The former military leader made this disclosure yesterday at the 2018 Annual General Conference of the Nigerian Bar Association, NBA, where he delivered a keynote address on “Political transitions in Africa: Lessons to learn.”
He gave credit to Jonathan for not only conceding defeat, but for congratulating Candidate Muhammadu Buhari who ran against the ruling Peoples Democratic Party, PDP, on the platform of the All Progressives Congress, APC..
Abdulsalami added, “All analyses of political trend in the run up to Nigeria’s 2015 general elections pointed to above scenario playing out. Very early on, I teamed up with some well-meaning non-partisan stakeholders and elder statesmen to engage the key contestants and party leaders with a view to forestalling such a scenario.
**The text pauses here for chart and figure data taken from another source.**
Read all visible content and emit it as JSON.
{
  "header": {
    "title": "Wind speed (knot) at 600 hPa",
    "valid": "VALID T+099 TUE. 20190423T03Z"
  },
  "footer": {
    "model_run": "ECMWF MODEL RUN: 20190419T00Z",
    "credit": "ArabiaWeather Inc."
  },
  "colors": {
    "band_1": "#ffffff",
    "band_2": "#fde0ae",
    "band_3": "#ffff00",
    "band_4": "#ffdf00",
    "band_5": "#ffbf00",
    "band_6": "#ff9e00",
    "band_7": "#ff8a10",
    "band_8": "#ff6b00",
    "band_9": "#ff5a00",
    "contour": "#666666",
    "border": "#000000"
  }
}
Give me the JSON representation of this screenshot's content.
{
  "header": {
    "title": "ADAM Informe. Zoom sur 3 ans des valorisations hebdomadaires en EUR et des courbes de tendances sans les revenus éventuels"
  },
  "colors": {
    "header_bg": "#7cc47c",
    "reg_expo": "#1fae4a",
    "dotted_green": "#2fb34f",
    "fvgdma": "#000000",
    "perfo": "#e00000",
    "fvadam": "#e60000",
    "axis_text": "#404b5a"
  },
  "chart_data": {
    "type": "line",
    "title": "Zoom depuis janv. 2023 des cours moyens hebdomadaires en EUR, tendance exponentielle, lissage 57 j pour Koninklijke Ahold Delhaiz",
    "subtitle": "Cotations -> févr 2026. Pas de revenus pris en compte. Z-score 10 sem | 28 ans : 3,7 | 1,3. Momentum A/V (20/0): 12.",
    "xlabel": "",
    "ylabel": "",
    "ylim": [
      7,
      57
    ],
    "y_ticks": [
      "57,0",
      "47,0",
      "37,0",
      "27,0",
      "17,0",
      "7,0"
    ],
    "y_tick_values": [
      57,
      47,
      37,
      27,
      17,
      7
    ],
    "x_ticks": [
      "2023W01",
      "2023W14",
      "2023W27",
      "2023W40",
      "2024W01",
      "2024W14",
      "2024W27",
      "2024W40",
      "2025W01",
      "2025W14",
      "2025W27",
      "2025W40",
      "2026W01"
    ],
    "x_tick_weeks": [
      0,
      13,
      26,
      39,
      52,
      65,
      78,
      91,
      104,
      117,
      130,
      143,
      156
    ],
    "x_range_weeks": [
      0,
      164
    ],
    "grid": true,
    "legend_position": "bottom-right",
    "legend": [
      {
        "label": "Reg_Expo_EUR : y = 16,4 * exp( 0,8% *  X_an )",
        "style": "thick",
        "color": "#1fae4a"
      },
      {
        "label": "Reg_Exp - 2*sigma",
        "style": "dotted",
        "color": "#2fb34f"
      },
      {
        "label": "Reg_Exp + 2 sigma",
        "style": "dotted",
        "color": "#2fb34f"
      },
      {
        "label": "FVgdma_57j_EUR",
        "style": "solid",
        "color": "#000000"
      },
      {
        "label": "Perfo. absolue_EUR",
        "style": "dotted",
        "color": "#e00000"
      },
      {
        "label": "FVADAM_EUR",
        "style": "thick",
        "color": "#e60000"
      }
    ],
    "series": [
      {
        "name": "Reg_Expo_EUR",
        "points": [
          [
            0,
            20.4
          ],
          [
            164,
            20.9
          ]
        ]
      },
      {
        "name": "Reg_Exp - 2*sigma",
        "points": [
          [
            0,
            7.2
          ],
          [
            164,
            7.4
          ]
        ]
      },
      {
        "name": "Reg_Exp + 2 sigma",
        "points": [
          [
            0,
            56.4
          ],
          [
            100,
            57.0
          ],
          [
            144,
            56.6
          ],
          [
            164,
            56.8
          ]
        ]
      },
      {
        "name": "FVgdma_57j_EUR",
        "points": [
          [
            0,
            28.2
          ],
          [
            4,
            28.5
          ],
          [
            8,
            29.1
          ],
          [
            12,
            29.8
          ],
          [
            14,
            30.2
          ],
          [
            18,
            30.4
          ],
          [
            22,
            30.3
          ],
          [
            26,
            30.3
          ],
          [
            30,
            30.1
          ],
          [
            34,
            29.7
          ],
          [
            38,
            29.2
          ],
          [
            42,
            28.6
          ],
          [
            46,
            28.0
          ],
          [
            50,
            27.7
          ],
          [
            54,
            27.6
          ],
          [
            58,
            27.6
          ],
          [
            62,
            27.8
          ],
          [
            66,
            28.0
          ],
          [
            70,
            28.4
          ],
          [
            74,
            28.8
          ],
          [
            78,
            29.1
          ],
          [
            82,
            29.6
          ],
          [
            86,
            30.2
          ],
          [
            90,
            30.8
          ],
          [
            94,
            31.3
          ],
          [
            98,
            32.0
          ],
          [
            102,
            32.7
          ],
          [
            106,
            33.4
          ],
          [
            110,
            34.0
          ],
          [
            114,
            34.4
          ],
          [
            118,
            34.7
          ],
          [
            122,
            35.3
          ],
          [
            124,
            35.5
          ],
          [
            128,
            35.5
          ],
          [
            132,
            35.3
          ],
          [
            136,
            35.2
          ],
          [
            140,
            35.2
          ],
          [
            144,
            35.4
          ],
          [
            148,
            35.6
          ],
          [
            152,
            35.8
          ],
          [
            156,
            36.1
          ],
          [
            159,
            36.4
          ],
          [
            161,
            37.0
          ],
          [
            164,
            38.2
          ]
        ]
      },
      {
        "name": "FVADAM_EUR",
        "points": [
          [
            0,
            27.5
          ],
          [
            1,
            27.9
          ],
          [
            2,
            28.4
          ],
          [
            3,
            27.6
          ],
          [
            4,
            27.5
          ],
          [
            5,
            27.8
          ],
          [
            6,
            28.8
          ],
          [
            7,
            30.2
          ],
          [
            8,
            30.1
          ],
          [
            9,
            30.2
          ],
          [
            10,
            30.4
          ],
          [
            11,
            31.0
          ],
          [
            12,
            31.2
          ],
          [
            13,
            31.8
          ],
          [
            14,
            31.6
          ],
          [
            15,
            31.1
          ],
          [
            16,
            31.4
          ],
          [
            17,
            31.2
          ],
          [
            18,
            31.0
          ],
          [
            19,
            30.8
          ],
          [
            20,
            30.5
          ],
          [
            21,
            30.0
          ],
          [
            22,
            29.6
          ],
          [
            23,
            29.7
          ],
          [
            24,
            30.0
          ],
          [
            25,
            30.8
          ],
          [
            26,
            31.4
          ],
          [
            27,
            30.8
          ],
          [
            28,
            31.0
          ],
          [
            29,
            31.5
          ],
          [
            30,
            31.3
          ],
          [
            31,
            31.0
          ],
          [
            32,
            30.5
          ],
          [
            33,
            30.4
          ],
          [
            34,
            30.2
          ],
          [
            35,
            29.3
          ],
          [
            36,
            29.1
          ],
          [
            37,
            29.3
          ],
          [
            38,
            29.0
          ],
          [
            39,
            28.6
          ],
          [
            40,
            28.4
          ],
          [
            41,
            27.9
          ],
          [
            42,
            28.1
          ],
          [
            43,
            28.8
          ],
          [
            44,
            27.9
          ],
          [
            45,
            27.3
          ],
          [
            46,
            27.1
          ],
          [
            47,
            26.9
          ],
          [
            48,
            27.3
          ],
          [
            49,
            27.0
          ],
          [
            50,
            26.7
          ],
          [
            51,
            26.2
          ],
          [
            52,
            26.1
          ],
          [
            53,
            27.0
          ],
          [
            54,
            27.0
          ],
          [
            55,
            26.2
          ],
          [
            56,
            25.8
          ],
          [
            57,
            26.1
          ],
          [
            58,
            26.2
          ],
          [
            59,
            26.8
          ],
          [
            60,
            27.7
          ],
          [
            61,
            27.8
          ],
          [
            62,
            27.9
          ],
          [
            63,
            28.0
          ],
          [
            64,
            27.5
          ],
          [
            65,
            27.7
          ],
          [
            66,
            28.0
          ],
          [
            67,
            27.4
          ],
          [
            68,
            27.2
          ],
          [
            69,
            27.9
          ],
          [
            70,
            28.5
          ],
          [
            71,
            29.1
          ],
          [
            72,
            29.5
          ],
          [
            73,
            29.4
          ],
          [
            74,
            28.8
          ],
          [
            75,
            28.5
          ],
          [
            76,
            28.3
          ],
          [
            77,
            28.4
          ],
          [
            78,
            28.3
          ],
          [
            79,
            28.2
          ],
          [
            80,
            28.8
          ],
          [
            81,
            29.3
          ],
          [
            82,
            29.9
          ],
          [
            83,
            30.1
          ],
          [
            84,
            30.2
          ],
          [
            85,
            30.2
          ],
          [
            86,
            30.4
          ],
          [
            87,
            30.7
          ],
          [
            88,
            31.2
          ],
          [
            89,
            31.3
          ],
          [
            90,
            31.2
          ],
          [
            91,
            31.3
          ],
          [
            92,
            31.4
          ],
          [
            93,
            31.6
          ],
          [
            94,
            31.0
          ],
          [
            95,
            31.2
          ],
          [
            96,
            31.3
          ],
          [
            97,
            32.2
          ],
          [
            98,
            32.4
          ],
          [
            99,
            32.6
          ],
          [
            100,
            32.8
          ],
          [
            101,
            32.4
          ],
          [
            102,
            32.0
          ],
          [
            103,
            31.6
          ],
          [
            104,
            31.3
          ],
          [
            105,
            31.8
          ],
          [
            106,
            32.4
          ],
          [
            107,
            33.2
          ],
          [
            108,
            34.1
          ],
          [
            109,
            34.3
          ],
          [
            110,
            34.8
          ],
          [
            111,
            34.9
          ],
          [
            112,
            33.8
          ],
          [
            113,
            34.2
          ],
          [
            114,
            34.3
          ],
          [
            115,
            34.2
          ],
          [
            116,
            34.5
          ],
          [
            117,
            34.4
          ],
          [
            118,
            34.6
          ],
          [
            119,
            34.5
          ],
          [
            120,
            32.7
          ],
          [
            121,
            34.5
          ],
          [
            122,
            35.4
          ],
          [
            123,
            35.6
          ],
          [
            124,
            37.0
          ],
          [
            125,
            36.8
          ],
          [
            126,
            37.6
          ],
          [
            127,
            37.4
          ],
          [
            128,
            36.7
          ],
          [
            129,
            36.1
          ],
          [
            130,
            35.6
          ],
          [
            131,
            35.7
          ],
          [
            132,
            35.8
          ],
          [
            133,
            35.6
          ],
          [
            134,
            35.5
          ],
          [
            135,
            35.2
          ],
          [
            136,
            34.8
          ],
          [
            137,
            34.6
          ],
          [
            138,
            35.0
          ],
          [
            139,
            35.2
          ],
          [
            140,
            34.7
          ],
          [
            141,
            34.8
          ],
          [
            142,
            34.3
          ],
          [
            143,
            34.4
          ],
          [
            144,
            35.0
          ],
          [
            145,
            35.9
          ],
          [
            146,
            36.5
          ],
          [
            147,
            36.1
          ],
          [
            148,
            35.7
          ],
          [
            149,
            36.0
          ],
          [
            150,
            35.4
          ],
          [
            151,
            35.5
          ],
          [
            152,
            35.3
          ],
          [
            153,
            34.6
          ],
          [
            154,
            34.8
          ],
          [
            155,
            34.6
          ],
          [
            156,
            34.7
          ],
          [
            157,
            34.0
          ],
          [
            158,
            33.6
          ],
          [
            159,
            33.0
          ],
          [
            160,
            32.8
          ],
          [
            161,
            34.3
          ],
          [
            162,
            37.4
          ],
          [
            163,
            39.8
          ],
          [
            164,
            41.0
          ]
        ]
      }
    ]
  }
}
“Under the auspices of a peace initiative, we brokered an agreement with leading contestants, in form of a Memorandum of Understanding, for them to accept the outcome of the elections, preach cordiality in relations and conduct peaceful campaigns.
“It is gratifying to note that, courtesy of our humble effort and the goodwill extended to it by the contestants and the Nigerian public, the 2015 national elections were conducted peacefully.”
“To his eternal credit, the then incumbent President Goodluck Jonathan, who lost the polls had the magnanimity to concede defeat and congratulate the candidate of the opposition party. In the end, peace, amity and political stability prevailed in the land.”
The former military ruler went on to state that the origin of Africa’s political problems was “the action of its sit-tight leaders, who amend the constitution in order to perpetuate themselves.”
“These leaders have the tendency to manipulate very vital democratic organs, particularly the legislature and, sometimes, the judiciary, to suppress any dissenting voice.
“Despite all these, Africa is now harvesting an influx of leaders and politicians. The young people who are emerging are more educated and internationally exposed than the current old leaders we have all over Africa.
“And these young men and women are trying to make their marks. However, as you know, they are hampered by the high cost of electioneering in developing countries and, indeed, the world,” he said.